7 Epsilon, Beyond 6 Sigma Thinking

Objective Zero Defect Casting Manufacture

Friday, 7 September 2012

Branch President Steve Smith FICME welcomed both members and visitors present to this the first technical lecture of the new presidential year before introducing Dr. Rajesh Ransing FICME of Swansea University who was to speak about a new method of tackling manufacturing process improvements by the 7 Epsilon approach.

Since the presentation Dr Ransing has now posted some videos on you-tube that members can watch, the link is below at the foot of this article and can be copied and pasted into your browser.

Dr. Ransing explained that this talk was to introduce the philosophy of 7 Epsilon and was part of a road show which has already been presented in several countries. A more detailed presentation would be available on YouTube within 2-3 weeks from the date of this talk. An internet based 'on demand' course to teach the philosophy will be offered by both CMI and ICME later in the year.

7 Epsilon was developed to address some of the shortcomings of 5s, 6 Sigma and 8D, and now the push to bring the philosophy to manufacturers is being led by Swansea University. The aim is to engender knowledge retention and its re-use to gain new knowledge of manufacturing processes and develop a culture of innovation within the manufacturing unit.

Any particular product may be produced at more than one manufacturing centre. The process to produce it satisfactorily will vary at each centre. It is not possible to say that the particular process parameters at any one centre can be successfully transferred to another as each centre is unique and therefore improvements in the process must be specific to that centre. The 7 Epsilon philosophy is therefore to develop greater understanding of your process and optimise it to achieve your goal whether that be defect reduction, enhancing mechanical properties of cast components, improve margins or for any other technical benefit.

The ethos of 7 Epsilon is to obtain actionable process information in the form of a list of measurable factors and their ranges in order to generate improvements to meet a desired business goal which may be either financial or technical. Adoption of the philosophy will, by its very nature of reviewing process data, systematically analysing it, making improvements and involving everyone who could influence the process, bring the philosophy into the culture of the company. Companies that have decided to follow this route have very quickly seen benefits; however some have fallen at the first hurdle, and not gone on to adopt 7 Epsilon, because of having to pull together all the relevant process data because this is a necessary but often time consuming essential first step.

The current approach is to decide on a target, e.g. 10% reduction in scrap rate. Then design experiments possibly using computer simulation to review the potential result with own foundry personnel and/or industry experts. Very often it can become a series of trial and error as the data available is generally fragmented and is rarely reused. Access to company/product specific process knowledge and previous published literature in foundry conferences/journals is not available at the point of need. As a result, determining the influencing factors is still an art requiring tens of years of experience.

The 7 Epsilon approach is to provide a mechanism whereby the influencing factors are realised from the analysis of the data using scatter diagrams then applying penalty matrices to generate bubble diagrams . This identifies the main affects and interactions among measurable factor ranges.

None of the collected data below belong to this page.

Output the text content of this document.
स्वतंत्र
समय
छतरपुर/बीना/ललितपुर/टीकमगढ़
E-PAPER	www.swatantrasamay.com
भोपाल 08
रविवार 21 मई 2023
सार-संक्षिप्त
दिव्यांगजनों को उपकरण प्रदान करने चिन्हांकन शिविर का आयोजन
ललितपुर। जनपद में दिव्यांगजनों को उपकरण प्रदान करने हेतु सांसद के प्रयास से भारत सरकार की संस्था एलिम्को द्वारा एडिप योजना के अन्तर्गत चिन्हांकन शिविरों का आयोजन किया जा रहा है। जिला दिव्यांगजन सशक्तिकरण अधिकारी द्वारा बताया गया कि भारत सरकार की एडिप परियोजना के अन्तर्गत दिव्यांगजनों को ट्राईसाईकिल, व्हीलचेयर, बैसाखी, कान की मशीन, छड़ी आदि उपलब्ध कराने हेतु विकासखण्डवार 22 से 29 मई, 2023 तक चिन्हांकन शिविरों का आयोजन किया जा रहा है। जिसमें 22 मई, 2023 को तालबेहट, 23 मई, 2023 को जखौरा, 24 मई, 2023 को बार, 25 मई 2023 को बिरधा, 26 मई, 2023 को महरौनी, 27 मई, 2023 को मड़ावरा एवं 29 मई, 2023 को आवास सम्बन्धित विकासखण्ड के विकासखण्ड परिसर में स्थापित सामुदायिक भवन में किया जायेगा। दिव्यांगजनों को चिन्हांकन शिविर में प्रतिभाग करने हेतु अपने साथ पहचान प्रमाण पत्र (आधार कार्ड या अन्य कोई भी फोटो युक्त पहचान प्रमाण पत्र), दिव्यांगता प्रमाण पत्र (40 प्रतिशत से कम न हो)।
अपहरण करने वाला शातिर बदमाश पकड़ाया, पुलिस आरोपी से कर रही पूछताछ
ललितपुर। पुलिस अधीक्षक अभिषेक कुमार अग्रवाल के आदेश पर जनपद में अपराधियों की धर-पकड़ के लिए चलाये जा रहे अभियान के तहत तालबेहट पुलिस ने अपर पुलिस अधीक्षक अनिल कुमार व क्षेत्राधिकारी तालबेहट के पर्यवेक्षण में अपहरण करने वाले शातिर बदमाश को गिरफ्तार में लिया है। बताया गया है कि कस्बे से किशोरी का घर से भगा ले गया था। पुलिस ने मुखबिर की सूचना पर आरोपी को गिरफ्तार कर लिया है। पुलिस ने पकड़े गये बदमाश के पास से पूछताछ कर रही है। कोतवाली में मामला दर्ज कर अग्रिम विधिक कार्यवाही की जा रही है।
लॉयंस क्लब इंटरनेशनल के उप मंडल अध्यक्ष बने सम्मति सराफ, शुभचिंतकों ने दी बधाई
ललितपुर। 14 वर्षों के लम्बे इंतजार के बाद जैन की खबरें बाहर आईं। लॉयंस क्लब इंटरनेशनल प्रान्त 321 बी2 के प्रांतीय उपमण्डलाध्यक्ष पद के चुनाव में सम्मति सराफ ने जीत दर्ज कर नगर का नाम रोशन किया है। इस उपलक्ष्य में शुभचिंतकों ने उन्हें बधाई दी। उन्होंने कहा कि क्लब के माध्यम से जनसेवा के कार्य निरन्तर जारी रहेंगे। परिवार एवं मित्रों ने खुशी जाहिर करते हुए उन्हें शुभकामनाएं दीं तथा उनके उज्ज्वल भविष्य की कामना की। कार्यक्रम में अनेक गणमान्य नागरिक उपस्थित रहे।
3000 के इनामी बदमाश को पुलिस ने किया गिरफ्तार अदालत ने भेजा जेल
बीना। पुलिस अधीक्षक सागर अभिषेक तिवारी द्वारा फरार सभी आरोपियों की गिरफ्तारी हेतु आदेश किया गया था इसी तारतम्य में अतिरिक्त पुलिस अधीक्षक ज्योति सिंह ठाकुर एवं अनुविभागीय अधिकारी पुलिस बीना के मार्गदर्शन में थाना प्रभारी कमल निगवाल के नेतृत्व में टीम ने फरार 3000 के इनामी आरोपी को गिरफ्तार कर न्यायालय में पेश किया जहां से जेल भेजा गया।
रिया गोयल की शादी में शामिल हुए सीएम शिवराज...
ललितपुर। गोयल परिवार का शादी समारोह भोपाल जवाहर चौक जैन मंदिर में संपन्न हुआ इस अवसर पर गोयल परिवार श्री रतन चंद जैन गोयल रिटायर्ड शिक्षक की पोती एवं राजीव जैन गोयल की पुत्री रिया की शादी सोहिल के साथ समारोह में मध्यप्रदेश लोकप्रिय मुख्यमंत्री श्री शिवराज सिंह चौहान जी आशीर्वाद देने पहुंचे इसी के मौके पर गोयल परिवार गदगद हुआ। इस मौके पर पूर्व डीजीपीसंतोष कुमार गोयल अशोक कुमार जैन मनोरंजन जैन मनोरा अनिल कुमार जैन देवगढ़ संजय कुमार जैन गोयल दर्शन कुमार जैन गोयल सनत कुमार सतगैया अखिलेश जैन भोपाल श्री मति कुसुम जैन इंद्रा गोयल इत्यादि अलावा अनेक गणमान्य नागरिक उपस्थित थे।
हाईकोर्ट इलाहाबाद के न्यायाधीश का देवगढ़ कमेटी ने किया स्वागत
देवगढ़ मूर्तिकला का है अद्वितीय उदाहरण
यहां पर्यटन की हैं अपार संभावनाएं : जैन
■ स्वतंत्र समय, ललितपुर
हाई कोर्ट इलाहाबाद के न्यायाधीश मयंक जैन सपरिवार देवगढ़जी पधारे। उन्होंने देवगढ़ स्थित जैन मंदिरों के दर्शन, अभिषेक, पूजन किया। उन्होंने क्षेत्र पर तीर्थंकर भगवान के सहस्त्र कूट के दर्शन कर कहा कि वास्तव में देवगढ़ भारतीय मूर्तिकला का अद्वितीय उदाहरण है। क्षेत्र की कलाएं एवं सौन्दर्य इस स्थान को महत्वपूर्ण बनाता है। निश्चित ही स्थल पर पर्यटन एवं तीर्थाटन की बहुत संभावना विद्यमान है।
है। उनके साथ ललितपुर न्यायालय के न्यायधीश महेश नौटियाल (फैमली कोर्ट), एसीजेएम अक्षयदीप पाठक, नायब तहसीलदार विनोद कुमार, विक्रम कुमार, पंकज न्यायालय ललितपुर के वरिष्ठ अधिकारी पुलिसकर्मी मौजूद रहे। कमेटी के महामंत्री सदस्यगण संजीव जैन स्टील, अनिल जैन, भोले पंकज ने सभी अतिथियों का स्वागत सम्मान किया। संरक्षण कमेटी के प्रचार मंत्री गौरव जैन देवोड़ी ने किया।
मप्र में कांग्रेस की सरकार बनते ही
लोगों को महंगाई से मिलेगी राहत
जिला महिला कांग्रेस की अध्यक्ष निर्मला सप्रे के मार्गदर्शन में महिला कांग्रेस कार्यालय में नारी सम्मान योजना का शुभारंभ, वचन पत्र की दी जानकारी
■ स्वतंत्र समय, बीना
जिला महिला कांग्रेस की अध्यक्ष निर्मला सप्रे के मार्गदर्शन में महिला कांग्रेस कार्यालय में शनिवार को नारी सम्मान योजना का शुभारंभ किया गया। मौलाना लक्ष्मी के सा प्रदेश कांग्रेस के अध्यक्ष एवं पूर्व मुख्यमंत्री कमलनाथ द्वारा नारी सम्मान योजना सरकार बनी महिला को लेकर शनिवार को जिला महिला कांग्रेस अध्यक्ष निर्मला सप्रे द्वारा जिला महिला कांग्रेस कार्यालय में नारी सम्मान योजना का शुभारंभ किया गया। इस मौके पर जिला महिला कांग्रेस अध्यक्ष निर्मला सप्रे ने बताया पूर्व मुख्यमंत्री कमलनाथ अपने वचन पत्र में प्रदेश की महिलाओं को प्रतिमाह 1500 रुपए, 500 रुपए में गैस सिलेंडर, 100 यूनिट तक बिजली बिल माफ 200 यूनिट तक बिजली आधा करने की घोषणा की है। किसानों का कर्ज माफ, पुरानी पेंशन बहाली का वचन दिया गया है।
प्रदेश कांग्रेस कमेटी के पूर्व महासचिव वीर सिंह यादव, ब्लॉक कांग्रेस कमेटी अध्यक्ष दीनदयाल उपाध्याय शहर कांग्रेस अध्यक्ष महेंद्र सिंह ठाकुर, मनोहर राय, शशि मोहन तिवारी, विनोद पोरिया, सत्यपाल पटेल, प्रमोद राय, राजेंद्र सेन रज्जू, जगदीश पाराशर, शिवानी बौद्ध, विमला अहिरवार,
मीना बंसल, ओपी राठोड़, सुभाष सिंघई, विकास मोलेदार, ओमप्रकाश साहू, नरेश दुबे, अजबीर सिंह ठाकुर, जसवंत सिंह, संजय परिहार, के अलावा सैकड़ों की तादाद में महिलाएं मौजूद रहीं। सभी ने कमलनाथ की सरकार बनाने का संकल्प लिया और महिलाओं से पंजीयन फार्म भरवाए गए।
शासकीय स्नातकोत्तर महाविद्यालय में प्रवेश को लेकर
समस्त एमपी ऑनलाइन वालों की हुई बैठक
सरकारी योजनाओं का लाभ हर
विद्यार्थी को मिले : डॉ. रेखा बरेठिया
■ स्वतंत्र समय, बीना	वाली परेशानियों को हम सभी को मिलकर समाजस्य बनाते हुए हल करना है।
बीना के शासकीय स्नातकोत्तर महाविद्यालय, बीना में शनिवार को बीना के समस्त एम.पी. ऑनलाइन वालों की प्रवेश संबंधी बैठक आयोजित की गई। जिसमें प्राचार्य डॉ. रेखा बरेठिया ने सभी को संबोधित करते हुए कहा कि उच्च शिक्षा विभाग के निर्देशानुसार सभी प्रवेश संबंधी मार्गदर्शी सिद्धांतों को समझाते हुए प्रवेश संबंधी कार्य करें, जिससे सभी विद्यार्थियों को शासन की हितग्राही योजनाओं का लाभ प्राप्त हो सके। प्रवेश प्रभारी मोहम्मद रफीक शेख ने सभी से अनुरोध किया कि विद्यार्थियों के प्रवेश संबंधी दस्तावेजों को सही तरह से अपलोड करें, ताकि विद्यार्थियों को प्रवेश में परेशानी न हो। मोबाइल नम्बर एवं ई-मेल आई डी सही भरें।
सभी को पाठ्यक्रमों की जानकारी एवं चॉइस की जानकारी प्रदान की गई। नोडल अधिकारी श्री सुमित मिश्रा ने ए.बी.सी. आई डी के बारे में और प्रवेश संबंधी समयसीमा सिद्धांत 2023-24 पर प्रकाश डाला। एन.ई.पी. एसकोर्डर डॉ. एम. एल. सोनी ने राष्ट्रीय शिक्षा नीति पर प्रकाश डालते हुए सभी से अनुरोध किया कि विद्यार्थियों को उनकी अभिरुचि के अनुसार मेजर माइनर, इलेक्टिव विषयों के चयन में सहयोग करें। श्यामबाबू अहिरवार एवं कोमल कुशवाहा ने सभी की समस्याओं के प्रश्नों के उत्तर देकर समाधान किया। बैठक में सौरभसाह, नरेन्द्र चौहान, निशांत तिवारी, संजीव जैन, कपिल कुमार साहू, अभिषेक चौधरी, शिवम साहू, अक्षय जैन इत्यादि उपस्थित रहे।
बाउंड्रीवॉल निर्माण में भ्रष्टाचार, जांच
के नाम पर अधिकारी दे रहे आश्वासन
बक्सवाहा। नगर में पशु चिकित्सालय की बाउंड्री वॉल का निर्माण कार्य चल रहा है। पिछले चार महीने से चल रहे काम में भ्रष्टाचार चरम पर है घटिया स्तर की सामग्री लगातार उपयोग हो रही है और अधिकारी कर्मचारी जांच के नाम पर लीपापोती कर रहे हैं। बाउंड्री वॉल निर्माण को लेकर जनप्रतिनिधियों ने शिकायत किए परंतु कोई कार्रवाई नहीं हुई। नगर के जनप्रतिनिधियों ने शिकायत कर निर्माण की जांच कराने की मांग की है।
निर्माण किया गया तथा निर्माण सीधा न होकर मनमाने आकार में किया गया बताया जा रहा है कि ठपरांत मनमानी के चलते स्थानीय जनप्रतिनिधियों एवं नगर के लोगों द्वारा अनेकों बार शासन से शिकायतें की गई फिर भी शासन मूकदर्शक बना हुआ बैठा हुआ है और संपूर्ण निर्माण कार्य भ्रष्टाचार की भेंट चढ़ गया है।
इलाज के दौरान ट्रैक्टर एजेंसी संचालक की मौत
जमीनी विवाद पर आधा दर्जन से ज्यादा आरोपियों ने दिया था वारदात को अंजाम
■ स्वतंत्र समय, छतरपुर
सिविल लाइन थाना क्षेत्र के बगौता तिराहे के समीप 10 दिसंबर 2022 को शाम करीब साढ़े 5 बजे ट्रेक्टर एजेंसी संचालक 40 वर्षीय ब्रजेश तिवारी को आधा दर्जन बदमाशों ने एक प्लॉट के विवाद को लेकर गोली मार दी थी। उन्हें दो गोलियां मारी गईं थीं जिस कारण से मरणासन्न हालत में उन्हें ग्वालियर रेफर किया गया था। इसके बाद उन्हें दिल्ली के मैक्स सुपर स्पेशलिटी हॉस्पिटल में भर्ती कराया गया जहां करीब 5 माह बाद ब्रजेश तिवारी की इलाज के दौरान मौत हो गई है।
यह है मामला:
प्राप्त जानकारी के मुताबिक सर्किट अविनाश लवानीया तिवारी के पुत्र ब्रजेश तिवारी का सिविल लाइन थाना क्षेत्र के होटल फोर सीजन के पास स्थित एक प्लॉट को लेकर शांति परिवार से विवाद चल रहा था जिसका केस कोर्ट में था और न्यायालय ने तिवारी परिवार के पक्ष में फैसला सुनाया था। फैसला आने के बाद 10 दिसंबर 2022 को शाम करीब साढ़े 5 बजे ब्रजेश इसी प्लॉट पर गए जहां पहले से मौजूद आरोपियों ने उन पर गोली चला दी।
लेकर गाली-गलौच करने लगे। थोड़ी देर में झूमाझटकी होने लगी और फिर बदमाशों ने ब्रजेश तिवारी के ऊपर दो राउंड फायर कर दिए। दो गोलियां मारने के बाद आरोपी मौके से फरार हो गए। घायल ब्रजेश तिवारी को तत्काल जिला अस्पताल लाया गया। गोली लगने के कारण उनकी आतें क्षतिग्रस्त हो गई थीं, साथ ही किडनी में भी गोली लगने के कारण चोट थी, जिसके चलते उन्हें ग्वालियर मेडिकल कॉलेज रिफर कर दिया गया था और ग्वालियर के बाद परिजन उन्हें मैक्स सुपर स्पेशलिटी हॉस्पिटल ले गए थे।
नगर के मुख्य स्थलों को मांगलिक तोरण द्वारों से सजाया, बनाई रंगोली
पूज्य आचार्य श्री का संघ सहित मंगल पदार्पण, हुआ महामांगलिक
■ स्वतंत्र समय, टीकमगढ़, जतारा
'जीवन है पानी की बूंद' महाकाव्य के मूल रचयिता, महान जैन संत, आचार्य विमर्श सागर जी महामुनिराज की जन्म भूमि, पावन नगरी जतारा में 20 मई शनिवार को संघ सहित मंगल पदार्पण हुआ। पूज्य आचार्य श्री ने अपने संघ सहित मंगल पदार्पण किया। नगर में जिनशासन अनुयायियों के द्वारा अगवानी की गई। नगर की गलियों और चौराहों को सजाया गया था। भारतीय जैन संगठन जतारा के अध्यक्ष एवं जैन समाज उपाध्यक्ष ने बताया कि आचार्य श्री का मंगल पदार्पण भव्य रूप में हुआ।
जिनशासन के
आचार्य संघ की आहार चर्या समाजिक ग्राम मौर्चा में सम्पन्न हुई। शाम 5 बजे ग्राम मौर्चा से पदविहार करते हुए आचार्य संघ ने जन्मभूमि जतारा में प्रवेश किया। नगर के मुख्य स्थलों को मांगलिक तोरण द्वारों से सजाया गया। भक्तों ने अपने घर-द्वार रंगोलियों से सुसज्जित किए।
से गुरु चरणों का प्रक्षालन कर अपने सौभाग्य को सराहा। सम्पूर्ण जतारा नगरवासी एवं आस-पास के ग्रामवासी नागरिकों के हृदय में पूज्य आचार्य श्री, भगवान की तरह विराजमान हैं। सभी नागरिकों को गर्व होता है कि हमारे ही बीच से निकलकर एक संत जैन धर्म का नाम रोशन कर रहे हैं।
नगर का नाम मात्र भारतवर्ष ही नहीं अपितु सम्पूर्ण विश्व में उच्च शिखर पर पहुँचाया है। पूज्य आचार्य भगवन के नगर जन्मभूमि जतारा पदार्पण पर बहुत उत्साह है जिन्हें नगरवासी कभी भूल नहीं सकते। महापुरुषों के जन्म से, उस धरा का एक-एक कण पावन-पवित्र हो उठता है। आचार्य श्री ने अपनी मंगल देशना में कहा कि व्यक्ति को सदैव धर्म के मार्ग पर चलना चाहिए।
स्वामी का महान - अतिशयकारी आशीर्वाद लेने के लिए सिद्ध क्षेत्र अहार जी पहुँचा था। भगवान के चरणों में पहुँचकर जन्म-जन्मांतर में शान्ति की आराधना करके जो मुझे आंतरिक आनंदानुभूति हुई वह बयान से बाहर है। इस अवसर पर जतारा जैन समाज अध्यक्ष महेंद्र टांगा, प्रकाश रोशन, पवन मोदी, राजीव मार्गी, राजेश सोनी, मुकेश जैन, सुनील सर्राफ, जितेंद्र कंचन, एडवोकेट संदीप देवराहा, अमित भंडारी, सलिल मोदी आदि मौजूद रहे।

Process control improvements can be developed from the resulting information which will lead to a reduction in process variations and more importantly generate new process knowledge which can then be reused to further reduce process variations for new or similar cast components. This philosophy of new knowledge gain and its reuse to continuously improve will help to take 7 Epsilon into the culture of the company.

At this point Dr Ransing provided a worked example to demonstrate the power of 7 Epsilon. The example was to find from a significant amount of data which were the influencing factors if scrap reduction is to be achieved in a nickel alloy casting.

Because of the need to have significant amounts of data to analyse it could be thought that the 7 Epsilon approach would only be suitable for repetition foundries but this is not the case. Jobbing foundries usually have jobs which have sufficient similarities to enable their data to be collated and by doing so generate the information from which improvements through 7 Epsilon can be made.

There followed a lively question and answer session before Professional Member John Small gave a vote of thanks to Dr. Ransing for a most interesting and thought provoking presentation.